The US general advising Iraq's armed forces joined NATO envoys yesterday in an attempt to resolve long disputes over the scale of the alliance's contribution to the Iraq operation.
Lieutenant General David Petraeus met ambassadors from 26 nations who are finalizing plans for NATO to run an academy for Iraqi officers outside Baghdad, which officials want operational by January.
Diplomats said they were optimistic consensus would be found on a "concept of operations" approved overnight by military experts that would deploy about 300 NATO instructors to Iraq.
After overcoming French concerns, NATO agreed last month on the outline of the plan, but differences have emerged over how many NATO troops will be needed to protect them.
NATO's top commander, US General James Jones, has argued that up to 3,000 troops could be needed, although he has acknowledged the figure could be much lower.
France has bristled at the prospects of sending thousands of NATO troops and insists the training mission keep a low profile.

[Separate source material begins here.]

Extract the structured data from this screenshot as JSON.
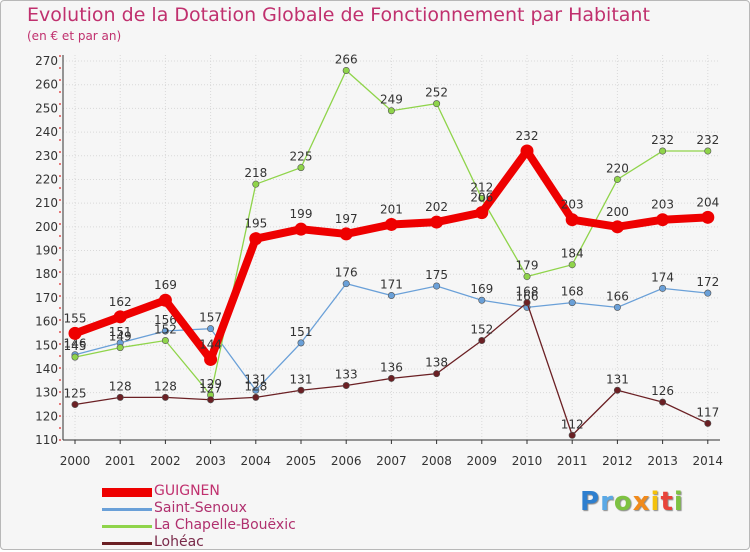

The envoys are seeking to define how US-led coalition troops already in Iraq would protect the NATO instructors, and then to decide how many new NATO guards would also be needed.

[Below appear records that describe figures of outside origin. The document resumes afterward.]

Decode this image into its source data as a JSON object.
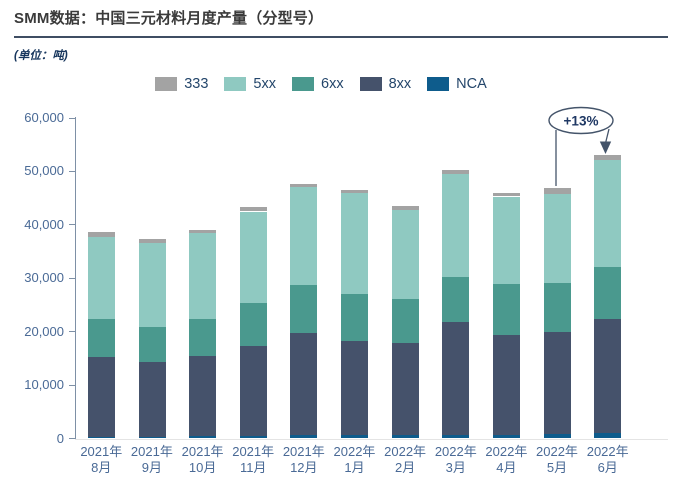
{
  "header": {
    "title": "SMM数据：中国三元材料月度产量（分型号）",
    "unit_label": "(单位：吨)"
  },
  "chart_data": {
    "type": "bar",
    "stacked": true,
    "title": "SMM数据：中国三元材料月度产量（分型号）",
    "unit": "吨",
    "legend_position": "top",
    "grid": false,
    "ylim": [
      0,
      60000
    ],
    "ytick_step": 10000,
    "ytick_labels": [
      "0",
      "10,000",
      "20,000",
      "30,000",
      "40,000",
      "50,000",
      "60,000"
    ],
    "categories": [
      {
        "year": "2021年",
        "month": "8月"
      },
      {
        "year": "2021年",
        "month": "9月"
      },
      {
        "year": "2021年",
        "month": "10月"
      },
      {
        "year": "2021年",
        "month": "11月"
      },
      {
        "year": "2021年",
        "month": "12月"
      },
      {
        "year": "2022年",
        "month": "1月"
      },
      {
        "year": "2022年",
        "month": "2月"
      },
      {
        "year": "2022年",
        "month": "3月"
      },
      {
        "year": "2022年",
        "month": "4月"
      },
      {
        "year": "2022年",
        "month": "5月"
      },
      {
        "year": "2022年",
        "month": "6月"
      }
    ],
    "stack_order": [
      "NCA",
      "8xx",
      "6xx",
      "5xx",
      "333"
    ],
    "legend_order": [
      "333",
      "5xx",
      "6xx",
      "8xx",
      "NCA"
    ],
    "series": [
      {
        "name": "333",
        "color": "#a3a3a3",
        "values": [
          900,
          800,
          600,
          800,
          600,
          600,
          700,
          800,
          700,
          1100,
          1000
        ]
      },
      {
        "name": "5xx",
        "color": "#8fc9c1",
        "values": [
          15500,
          15700,
          16100,
          17200,
          18300,
          18900,
          16600,
          19200,
          16400,
          16700,
          20000
        ]
      },
      {
        "name": "6xx",
        "color": "#4a998e",
        "values": [
          7000,
          6600,
          6900,
          8000,
          9100,
          8900,
          8300,
          8400,
          9600,
          9100,
          9700
        ]
      },
      {
        "name": "8xx",
        "color": "#45526b",
        "values": [
          15000,
          14000,
          15000,
          16800,
          19100,
          17600,
          17300,
          21200,
          18700,
          19200,
          21400
        ]
      },
      {
        "name": "NCA",
        "color": "#0e5c8c",
        "values": [
          200,
          200,
          300,
          400,
          500,
          500,
          500,
          600,
          500,
          700,
          900
        ]
      }
    ],
    "totals": [
      38600,
      37300,
      38900,
      43200,
      47600,
      46500,
      43400,
      50200,
      45900,
      46800,
      53000
    ],
    "annotation": {
      "label": "+13%",
      "target": "2022年6月",
      "baseline": "2022年5月"
    }
  },
  "colors": {
    "axis": "#7e90a6",
    "tick_label": "#4a6a96",
    "title_text": "#3a3a3a",
    "divider": "#3f4e63",
    "unit_text": "#17365d",
    "legend_label": "#24466b",
    "annotation": "#44546a"
  }
}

Petraeus will command the NATO troops, reporting back to allied headquarters, as well as running the much wider US-led program to build up the Iraqi regime's forces to around 250,000.
Not all NATO allies will contribute to the mission in Iraq. France, Belgium, Germany and Spain have said any training they offer Iraqi forces will be outside the country.
NATO diplomats have played down the significance of differences and rejected parallels with the crisis at NATO in early 2003, when France, Germany and Belgium opposed the war in Iraq.
Despite insisting that it would prefer any NATO training to be kept outside Iraq, Paris lifted its objections to an alliance mission in July.
It allowed about 40 NATO instructors to deploy to Iraq in August and agreed to the expanded mission last month.
Although many NATO nations have sent soldiers to Iraq, objections from France and Germany had previously prevented the alliance from taking any collective role there, apart from offering logistical support to a Polish-led multinational force of 6,000 troops operating in the center of the country.